MDR, IVDR, re-cert ISO 13485
Medical device manufacturers to face challenges in 2019 too!
In 2018, an initial course was plotted by many medical device manufacturers on the long road to MDR compliance. In 2019 it will be important for them to carry on resolutely along that road, adapting both their own organisation and their cooperation with development partners, suppliers and distributors, and also notified bodies, to the new European regulations in order to achieve MDR compliance. This in spite of the fact that many questions thrown up by the MDR and IVDR have still not been resolved, in spite of the fact that essential instances such as the Eudamed database – on which manufacturers have no influence – are still not functioning properly, and in spite of the fact that a considerable number of notified bodies have so far not even made an application for accreditation under the MDR / IVDR. From that point of view, it is to be hoped that the year 2019 will at least bring clarity in some cases.
It's not as if the challenges referred to above only affect 'classical' device manufacturers. Increasingly, the products themselves are interconnected with databases of healthcare professionals, providers of maintenance services or patients' devices, or their application is supported by accompanying apps. Software may be qualifiable and classifiable as a medical device within the meaning of the MDR. The requirements relating to the (cyber-)security of digital products should not be underestimated.

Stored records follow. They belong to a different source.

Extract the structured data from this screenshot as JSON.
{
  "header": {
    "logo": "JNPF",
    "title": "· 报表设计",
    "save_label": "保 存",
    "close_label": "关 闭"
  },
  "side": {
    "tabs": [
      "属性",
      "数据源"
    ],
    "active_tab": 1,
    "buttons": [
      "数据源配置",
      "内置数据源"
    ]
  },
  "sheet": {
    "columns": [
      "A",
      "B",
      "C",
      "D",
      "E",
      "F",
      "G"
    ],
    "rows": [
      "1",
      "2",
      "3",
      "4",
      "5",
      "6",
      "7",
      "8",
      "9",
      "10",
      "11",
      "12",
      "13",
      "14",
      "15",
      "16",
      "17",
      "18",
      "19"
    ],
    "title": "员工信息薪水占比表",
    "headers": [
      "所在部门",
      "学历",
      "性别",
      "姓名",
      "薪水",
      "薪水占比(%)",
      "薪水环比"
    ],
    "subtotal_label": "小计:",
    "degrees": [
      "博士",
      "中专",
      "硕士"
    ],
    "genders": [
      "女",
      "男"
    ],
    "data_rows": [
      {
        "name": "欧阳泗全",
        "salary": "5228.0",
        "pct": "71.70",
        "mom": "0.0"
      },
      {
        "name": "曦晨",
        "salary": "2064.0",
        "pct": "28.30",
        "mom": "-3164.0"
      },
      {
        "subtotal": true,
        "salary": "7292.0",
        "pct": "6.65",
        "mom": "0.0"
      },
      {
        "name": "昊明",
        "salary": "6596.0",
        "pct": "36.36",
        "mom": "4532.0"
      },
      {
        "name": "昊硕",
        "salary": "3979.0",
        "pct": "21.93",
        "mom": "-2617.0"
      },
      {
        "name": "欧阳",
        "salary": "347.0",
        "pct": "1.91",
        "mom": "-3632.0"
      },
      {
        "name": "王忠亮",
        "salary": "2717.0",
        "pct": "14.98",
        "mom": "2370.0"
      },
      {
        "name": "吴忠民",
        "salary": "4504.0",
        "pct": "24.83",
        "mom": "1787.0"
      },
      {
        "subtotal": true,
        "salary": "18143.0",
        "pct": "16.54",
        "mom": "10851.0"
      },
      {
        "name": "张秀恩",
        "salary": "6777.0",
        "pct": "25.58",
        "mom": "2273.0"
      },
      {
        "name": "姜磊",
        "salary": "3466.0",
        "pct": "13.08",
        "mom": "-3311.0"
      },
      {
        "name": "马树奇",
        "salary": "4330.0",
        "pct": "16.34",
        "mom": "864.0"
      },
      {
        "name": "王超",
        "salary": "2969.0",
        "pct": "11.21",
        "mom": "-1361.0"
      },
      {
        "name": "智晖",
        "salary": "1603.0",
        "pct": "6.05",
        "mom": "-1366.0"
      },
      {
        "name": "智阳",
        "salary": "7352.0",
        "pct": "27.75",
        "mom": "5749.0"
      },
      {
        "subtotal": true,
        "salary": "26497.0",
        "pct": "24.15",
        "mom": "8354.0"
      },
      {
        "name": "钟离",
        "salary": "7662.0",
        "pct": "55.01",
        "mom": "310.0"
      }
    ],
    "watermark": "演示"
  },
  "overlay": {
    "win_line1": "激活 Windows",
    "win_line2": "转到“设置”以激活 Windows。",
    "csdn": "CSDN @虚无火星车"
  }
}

Together with the recertification of their quality management scheme in accordance with DIN ISO 13485:2016, which must be finalised in 2019, manufacturers – of analogue and digital products – can only be encouraged and supported in their (continued) implementation of the requirements of the MDR / IVDR relating to quality management. It is important to focus carefully here on the configuration of the risk management system and the implementation of clinical assessments and clinical trials. The aim pursued with the MDR / IVDR, that of minimising the risks posed by medical devices to patients and users, also demands optimised supplier management from manufacturers, and closer cooperation with distributors too. It is a matter of being able to retrace the entire life cycle of the product all the way through into the supply chain, from the provider of development services on the one hand to the end user on the other, so that, when all is said and done, stringent contractual control of the interaction of the economic operators is necessary.